Thanks to the our fine friends at the USDA here's a copy of the hardiness zone map.

http://www.na.fs.fed.us/spfo/pubs/misc/cts/pages/HardinessZone.htm

What that means:

http://www.thegardenhelper.com/hardiness.htm

So, for example, here in Charlotte I'm in zone 7b which has an average minimum winter temperature of 5-10 Farenheit. Even so, our average daytime temperatures are only in the high seventies now and nighttime temps will be falling into the low 60s, high 50s in the near future.

For those of you in Zone 6 or higher now's the time to start bringing your plants indoors at night and taking them back outside again for the day, or leaving them indoors. In preparation for the lower light putting some sort of shade cloth over you greenhouses/coldframes would work well. A week or so of that should have your prize plants ready for growing under PC bulbs.

Best,
Phil


----------



## EDGE (Feb 28, 2004)

Good info, Phil

At which climate zone can you begin keeping plants outdoor during the winter?


----------



## Phil Edwards (Jan 22, 2004)

Zone 10b or 11. Most natives will go into dormancy or will die off when temps start dropping.


----------



## AndyL (Jun 5, 2004)

So being in zone 1 or 2A I guess I wont be growing outside this winter 

Andy


----------



## turbomkt (Mar 31, 2004)

Well...it shows me in zone 9, but this is my weather history. I'm not exactly in San Diego, so I get a few more days of 100+, but it's rare if ever that temps are below freezing.

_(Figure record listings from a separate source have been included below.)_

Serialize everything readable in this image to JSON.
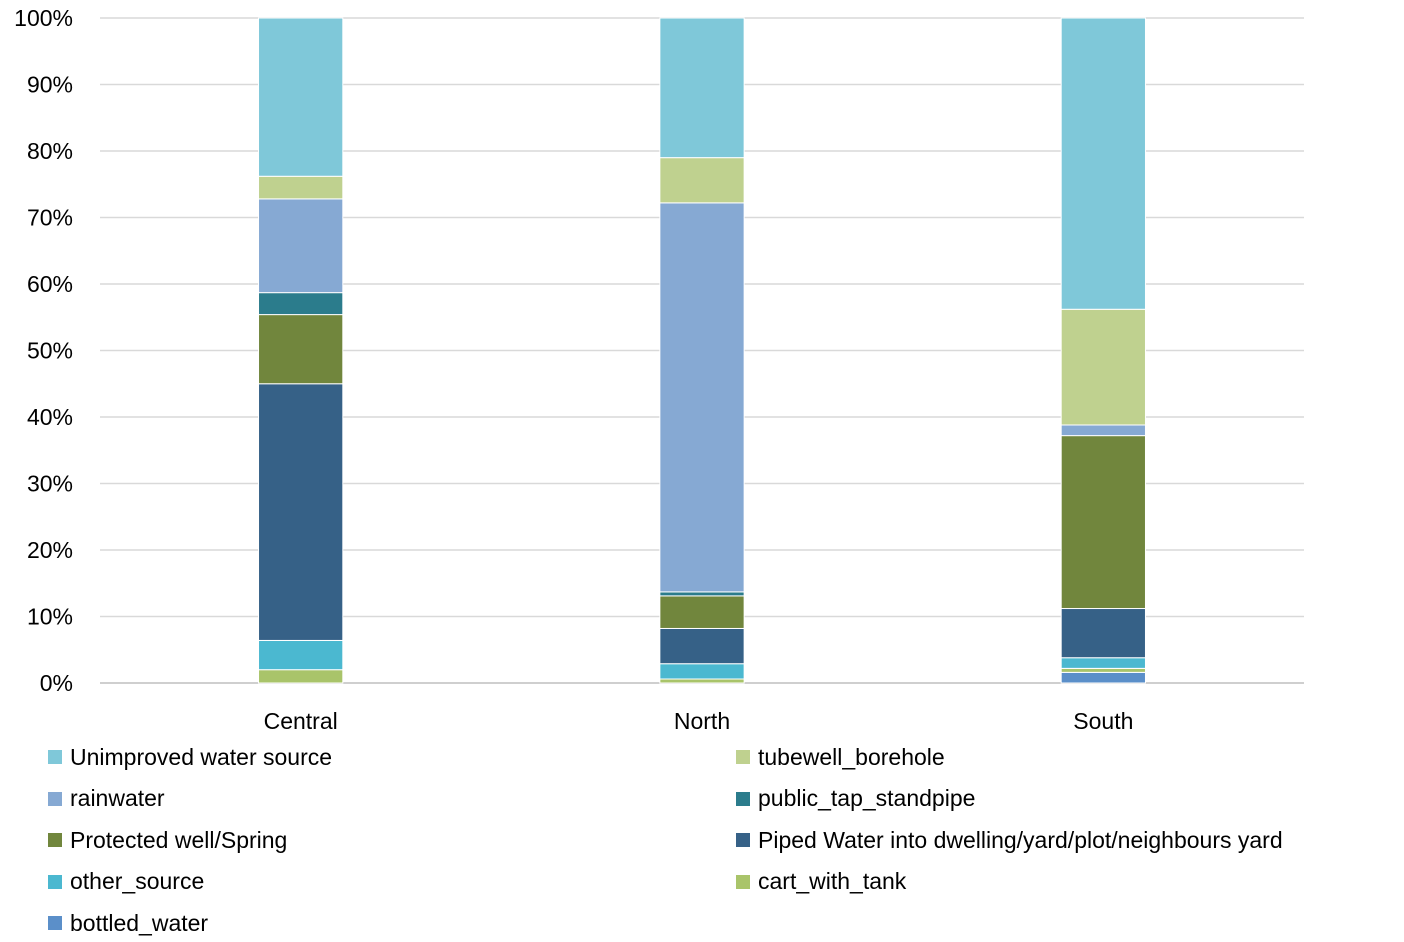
{
  "chart_data": {
    "type": "bar",
    "stacked": "percent",
    "categories": [
      "Central",
      "North",
      "South"
    ],
    "ylim": [
      0,
      100
    ],
    "yticks": [
      "0%",
      "10%",
      "20%",
      "30%",
      "40%",
      "50%",
      "60%",
      "70%",
      "80%",
      "90%",
      "100%"
    ],
    "grid": true,
    "legend_position": "bottom",
    "series": [
      {
        "name": "bottled_water",
        "color": "#5b8fc9",
        "values": [
          0.0,
          0.0,
          1.6
        ]
      },
      {
        "name": "cart_with_tank",
        "color": "#a9c46a",
        "values": [
          2.0,
          0.6,
          0.6
        ]
      },
      {
        "name": "other_source",
        "color": "#4bb8d0",
        "values": [
          4.4,
          2.3,
          1.6
        ]
      },
      {
        "name": "Piped Water into dwelling/yard/plot/neighbours yard",
        "color": "#366187",
        "values": [
          38.6,
          5.3,
          7.4
        ]
      },
      {
        "name": "Protected well/Spring",
        "color": "#71863d",
        "values": [
          10.4,
          4.9,
          26.0
        ]
      },
      {
        "name": "public_tap_standpipe",
        "color": "#2b7c8c",
        "values": [
          3.3,
          0.6,
          0.0
        ]
      },
      {
        "name": "rainwater",
        "color": "#86a9d3",
        "values": [
          14.1,
          58.5,
          1.6
        ]
      },
      {
        "name": "tubewell_borehole",
        "color": "#bfd18f",
        "values": [
          3.4,
          6.8,
          17.4
        ]
      },
      {
        "name": "Unimproved water source",
        "color": "#7fc8d9",
        "values": [
          23.8,
          21.0,
          43.8
        ]
      }
    ],
    "legend_order": [
      "Unimproved water source",
      "tubewell_borehole",
      "rainwater",
      "public_tap_standpipe",
      "Protected well/Spring",
      "Piped Water into dwelling/yard/plot/neighbours yard",
      "other_source",
      "cart_with_tank",
      "bottled_water"
    ]
  }
}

And here's where you can get it for many major cities.


----------



## Phil Edwards (Jan 22, 2004)

If you're growing outside you really don't want your lowest temperature to be lower than 60F to be on the safe side. Any lower than that and the plants start slowing down and/or going into dormancy, if not dying outright. The hardiness zone map is a pretty good analog for day length too, which is another indicator for plants to go dormant or die (if annuals).


----------